Guest More than 1 year ago
The album notes for this CD convey that the members of Chicago were feeling tired- from touring and all- when VIII was recorded. And it shows. This album clearly finds Chicago at some sort of crossroads, deciding what its future sound should be. The tracks are all over the place- from the wimpy and maudlin "Never been in love before" to the hardline sound of "Hideaway" to the Beatlesque "Long time no see". Even with songs there is inconsistency- such as that within "Brand New Love Affair". Since Chicago is so scattered, it is unable to devote much thought to any of their efforts. Only "Anyway you want" and possibly "Old Days" show any real depth. The bonus tracks, however, reveal Chicago as the experimental artists that they were with Chicago Transit Authority and Chicago II. That being said, however, Chicago VIII really is the last album by the band which could still be considered listenable by its ealiest fans.
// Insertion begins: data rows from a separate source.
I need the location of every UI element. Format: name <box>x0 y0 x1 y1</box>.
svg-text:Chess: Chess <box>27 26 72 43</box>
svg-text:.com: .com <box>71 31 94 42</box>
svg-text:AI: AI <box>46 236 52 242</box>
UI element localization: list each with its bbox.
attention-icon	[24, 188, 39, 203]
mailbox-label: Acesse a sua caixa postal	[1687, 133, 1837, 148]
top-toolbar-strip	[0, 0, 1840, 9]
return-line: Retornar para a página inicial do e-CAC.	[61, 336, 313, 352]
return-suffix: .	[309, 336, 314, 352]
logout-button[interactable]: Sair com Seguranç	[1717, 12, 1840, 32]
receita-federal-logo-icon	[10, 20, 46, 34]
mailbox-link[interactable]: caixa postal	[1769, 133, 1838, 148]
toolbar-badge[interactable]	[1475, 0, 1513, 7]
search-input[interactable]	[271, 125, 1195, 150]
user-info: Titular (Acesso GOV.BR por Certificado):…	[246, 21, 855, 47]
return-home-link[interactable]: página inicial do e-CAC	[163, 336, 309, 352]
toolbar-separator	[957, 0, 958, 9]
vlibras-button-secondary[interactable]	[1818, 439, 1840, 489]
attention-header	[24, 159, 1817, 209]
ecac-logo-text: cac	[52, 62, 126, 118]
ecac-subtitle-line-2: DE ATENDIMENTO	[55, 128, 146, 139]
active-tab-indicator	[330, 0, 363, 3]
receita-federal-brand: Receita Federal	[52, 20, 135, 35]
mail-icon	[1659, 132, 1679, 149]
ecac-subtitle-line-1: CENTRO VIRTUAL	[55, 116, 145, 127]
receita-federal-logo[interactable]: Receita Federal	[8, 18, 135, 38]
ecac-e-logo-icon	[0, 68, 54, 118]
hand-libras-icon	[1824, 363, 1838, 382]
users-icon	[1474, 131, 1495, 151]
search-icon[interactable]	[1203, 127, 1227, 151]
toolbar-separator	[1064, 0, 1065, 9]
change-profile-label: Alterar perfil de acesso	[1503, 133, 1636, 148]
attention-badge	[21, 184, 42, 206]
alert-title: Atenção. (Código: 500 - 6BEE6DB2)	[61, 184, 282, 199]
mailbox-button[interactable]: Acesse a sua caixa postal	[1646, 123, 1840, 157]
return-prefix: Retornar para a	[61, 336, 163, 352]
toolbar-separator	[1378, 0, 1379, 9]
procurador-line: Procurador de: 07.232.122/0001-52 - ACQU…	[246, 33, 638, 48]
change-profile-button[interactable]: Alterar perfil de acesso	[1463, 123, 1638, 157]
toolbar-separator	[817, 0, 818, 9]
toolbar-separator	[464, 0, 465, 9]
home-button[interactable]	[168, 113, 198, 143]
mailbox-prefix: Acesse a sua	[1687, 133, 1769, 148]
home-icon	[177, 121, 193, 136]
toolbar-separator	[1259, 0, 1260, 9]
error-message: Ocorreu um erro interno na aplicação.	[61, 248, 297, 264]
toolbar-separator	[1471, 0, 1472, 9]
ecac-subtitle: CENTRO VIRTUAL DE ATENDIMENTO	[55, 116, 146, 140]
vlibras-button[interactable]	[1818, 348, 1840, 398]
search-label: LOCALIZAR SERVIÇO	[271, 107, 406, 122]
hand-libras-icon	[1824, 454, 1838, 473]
Guest More than 1 year ago
I don't agree at all with the other review . This album is very good ,different from the previous albums but if you are open minded and dont want a clone of "Chicago VII" ,just enjoy the good music the group delivers . And if you like Hard-rock you will be glad to hear "Hideaway" . If you dont got this one ,buy it !!
Joanne60 More than 1 year ago
Very good upbeat songs on this CD. WOuld reccommend this to family and friends.